Intravenous induction sequence Flashcards
What are the main advantages of IV induction of anaesthesia compared to inhalational induction?
The main advantages are that it enables anaesthesia to be achieved far more rapidly and smoothly.
A smooth, rapid and stable loss of consciousness is wanted in all cases of non-RSI IV induction. But why might the required end-point vary between cases?
FACE MASK
IV induction –> relatively light to enable spontaneous ventilation to continue for the introduction of inhalational agents.
LMA
Upper airway reflexes must be suppressed –> requires relatively deep level of anaesthesia (may well produce a short period of apnoea)
ETT
Muscle relaxation required to pass ETT. Short period of intense analgaesia required to suppress SNS response to laryngoscopy.
What is co-induction?
Although it is possible to induce anaesthesia using a single IV agent, a combination of drugs frequently produces a smoother induction. This is called co-induction.
Why is midazolam given?

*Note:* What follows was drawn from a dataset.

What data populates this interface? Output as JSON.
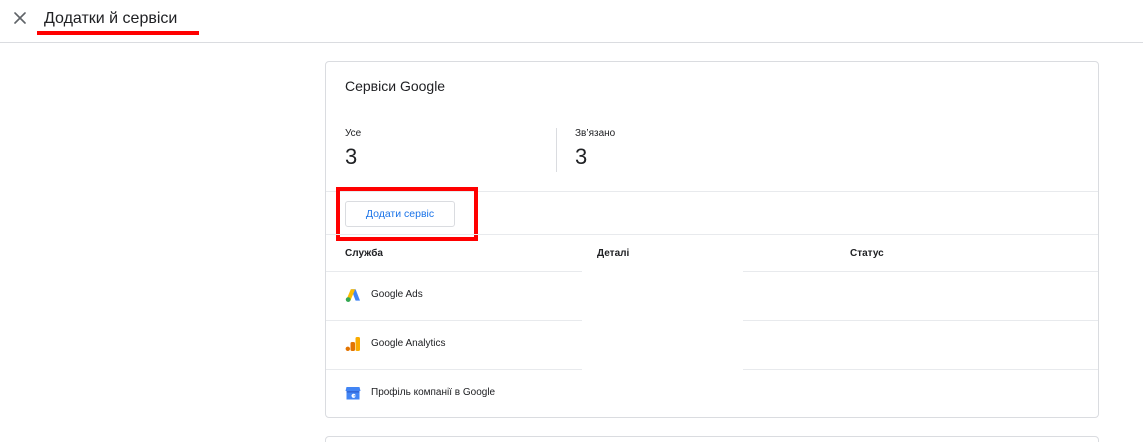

What is an appropriate preoperative dose of midazolam and in which patients is this most beneficial and in which patients are benzodiazepines best avoided
As part of co-induction, benzodiazepines have beneficial characteristics: Amnesia, airway reflexes, akinesia, anxiolytic.
1 - 3 mg IV
Benefit: Young and anxious
Avoid: elderly (postoperative confusion)
Describe the role of opioids in co-induction
- Short lived profound analgaesia (blunt laryngoscopy/intubation SNS response)
- Reduce airway reflexes (for LMA/ETT insertion)
Dose dependent respiratory depression
Minor anxiolytic
How should fentanyl dosing vary according to type of anaesthesia: FM/LMA/ETT
FM - low dose to maintain spontaneous ventilation for the uptake of inhalational agents
LMA - Higher dose to suppress airway reflexes for LMA insertion
ETT - Even higher dose for suppression of airway reflexes and suppression of SNS response to laryngoscopy
Are muscle relaxants considered co-induction agents?
No.
Give the sequence, agents and doses for drugs administered in a non-RSI intubation
- Oxygen (preoxygenation)
- Benzo:
- Midazolam 1-3 mg IV - Opioid
- Fentanyl (SV) 0.5 - 1.0 ug/kg
- Fentanyl (IPPV) 2 - 5 ug/kg
If ETT/IPPV
- Vecuronium 0.1 mg/kg
- Atracurium 0.5 mg/kg
- Rocuronium 0.6 mg/kg
What is the end point for induction of anaesthesia?
Patient has lost consciousness and is unrousable to gentle verbal stimulation: “can you open your eyes”.
What is the usual cause for laryngospasm, coughing during induction and intubation
Under-dosing and stimulation of the patient whilst only lightly anaesthetized
List four situations when inhalational induction is preferred to IV induction
- Paediatric (co-operation/small veins)
- IV drug user (sclerotic veins
- Needle-phobic
- Stridor
Why is stridor an indication for inhalational induction?
In the presence of stridor, the airway is more than 50% narrowed and has the potential to fully obstruct if managed inappropriately.
Inhalation induction –> maintains spontaneous ventilation and anaesthesia can be reversed if the airway is compromised during induction
Why is co-induction an important concept
Co-induction is an important concept as it enables the anaesthetist to combine the beneficial effects from a range of drugs whilst minimizing the side-effects
What are the stages of stages of anaesthesia using a slow inhalational induction using ether. Compare this to inhalational induction with sevoflurane
ETHER (obselete)
Stage 1: Induction to loss of consciousness
Stage 2: LOC –> Excitatory phenomena –> regular breathing.
Stage 3: Surgical anaesthesia
Stage 4: Depression of the medulla oblongata –> death
SEVOFLURANE
Works much faster than ether so no all of these stages can be clinically observed
Are the stages of unconsciousness usually seen after an adequate dose of an intravenous anaesthetic agent?
No. Provided an adequate dose of intravenous anaesthesia has been administered, the patient should pass quickly to the surgical anaesthesia plane.